L’inauguration était également l’occasion de rendre hommage à Renée Samson, ancienne professeure de philosophie au lycée Champollion de Grenoble et « collaboratrice infatigable des Rencontres du jeune théâtre européen », décédée en mars 2016.
De gauche à droite : Jocelyne Jolibert, secrétaire du Créarc et Fernand Garnier, porte-parole du Réseau du jeune théâtre européen. © Joël Kermabon – Place Gre’net
Fernand Garnier parle avec émotion de cette actrice déterminante des Rencontres du jeune théâtre européen.
« Renée Samson avait en particulier un tissu de relations en Angleterre […] en Allemagne […] et en Europe centrale. Elle a apporté tout cela avec elle et elle l’a toujours fait avec une très grande discrétion, une grande modestie et, pour moi, c’était une amie extraordinaire.
Pendant vingt-huit ans, on a travaillé ensemble. » Et d’ajouter : « C’était une passionnée de la Grèce […], une citoyenne d’Europe, une citoyenne de la Grèce […] Elle a toujours éclairé ce que nous faisions de la lumière de la culture grecque. »

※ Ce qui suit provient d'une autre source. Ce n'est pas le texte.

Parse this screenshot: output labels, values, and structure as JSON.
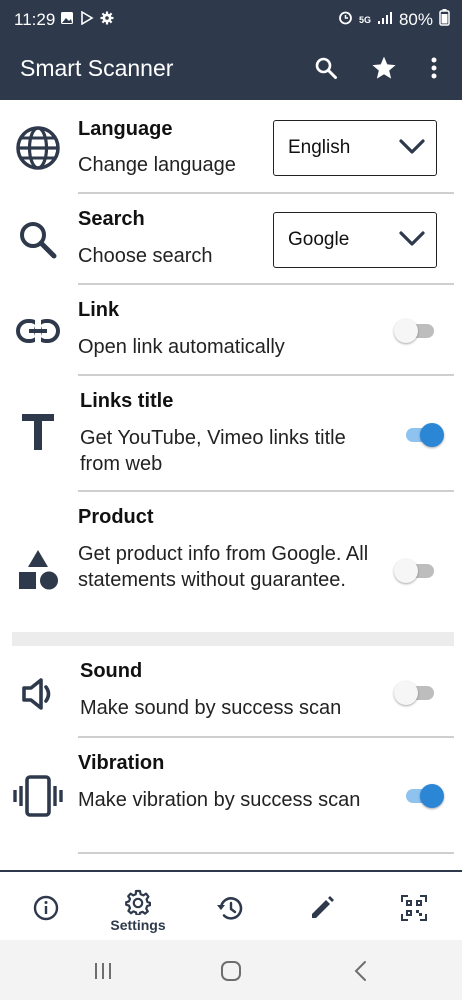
{
  "status_bar": {
    "time": "11:29",
    "network": "5G",
    "battery": "80%"
  },
  "app_bar": {
    "title": "Smart Scanner",
    "actions": [
      "search-icon",
      "star-icon",
      "more-vert-icon"
    ]
  },
  "settings": {
    "language": {
      "title": "Language",
      "subtitle": "Change language",
      "value": "English"
    },
    "search": {
      "title": "Search",
      "subtitle": "Choose search",
      "value": "Google"
    },
    "link": {
      "title": "Link",
      "subtitle": "Open link automatically",
      "enabled": false
    },
    "links_title": {
      "title": "Links title",
      "subtitle": "Get YouTube, Vimeo links title from web",
      "enabled": true
    },
    "product": {
      "title": "Product",
      "subtitle": "Get product info from Google. All statements without guarantee.",
      "enabled": false
    },
    "sound": {
      "title": "Sound",
      "subtitle": "Make sound by success scan",
      "enabled": false
    },
    "vibration": {
      "title": "Vibration",
      "subtitle": "Make vibration by success scan",
      "enabled": true
    }
  },
  "bottom_nav": {
    "settings_label": "Settings",
    "items": [
      "info-icon",
      "settings-icon",
      "history-icon",
      "edit-icon",
      "qr-code-icon"
    ]
  },
  "colors": {
    "primary": "#2e3a4c",
    "accent": "#2b86d6"
  }
}
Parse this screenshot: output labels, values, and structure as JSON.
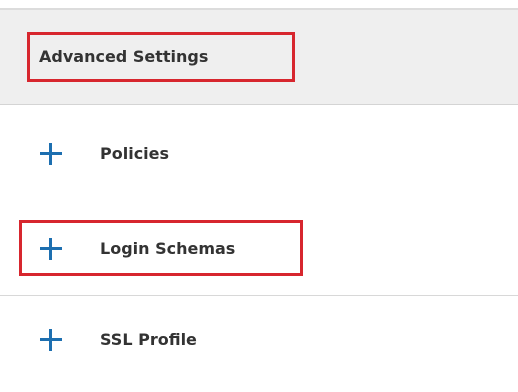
{
  "section": {
    "title": "Advanced Settings"
  },
  "items": [
    {
      "label": "Policies",
      "icon": "plus-icon"
    },
    {
      "label": "Login Schemas",
      "icon": "plus-icon"
    },
    {
      "label": "SSL Profile",
      "icon": "plus-icon"
    }
  ],
  "colors": {
    "accent": "#1d6fb0",
    "highlight": "#d7262e",
    "header_bg": "#efefef",
    "text": "#333333"
  }
}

Fernand Garnier décrit une militante de l’Europe, au sens où le projet européen était un projet de solidarité, de dialogue, de partage et un projet culturel humaniste : « Elle s’est toujours placée dans une perspective de transmission. Elle avait reçu un héritage culturel […] et elle se donnait pour mission de le partager avec les plus jeunes. […] Or les jeunes qui ont entre 18 et 30 ans aujourd’hui auront, un jour, à transmettre ce qu’ils ont reçu et, d’une certaine manière, à rappeler le souvenir de Renée Samson. »
Au premier plan Tereza Avzevdo – La Batook. © Joël Kermabon – Place Gre’net
Un peu plus tard dans la journée, les percussionnistes et les danseuses de la compagnie La Batook ont présenté le spectacle « La fille de l’air ».
Emmenée par la charismatique et énergique Tereza Azevedo, la parade a débuté place Notre-Dame, mettant littéralement le feu dans les rues du centre-ville de Grenoble, avant de rejoindre le Jardin de ville.
Le ciel sporadiquement grisâtre n’aura pas eu raison de la fête. La bonne humeur contagieuse des artistes a séduit passants et commerçants, certains se mettant même à danser dans la rue avec la parade.
Le « feu d’artifice de jeunesse et d’Europe » a bien eu lieu avec cette première journée et il est loin d’être terminé. Seul petit bémol de la journée, la pièce de la compagnie grenobloise le Contre PoinG « Avec Jérôme Legrand » n’a pu avoir lieu, une des comédiennes ne pouvant se présenter pour raison médicale.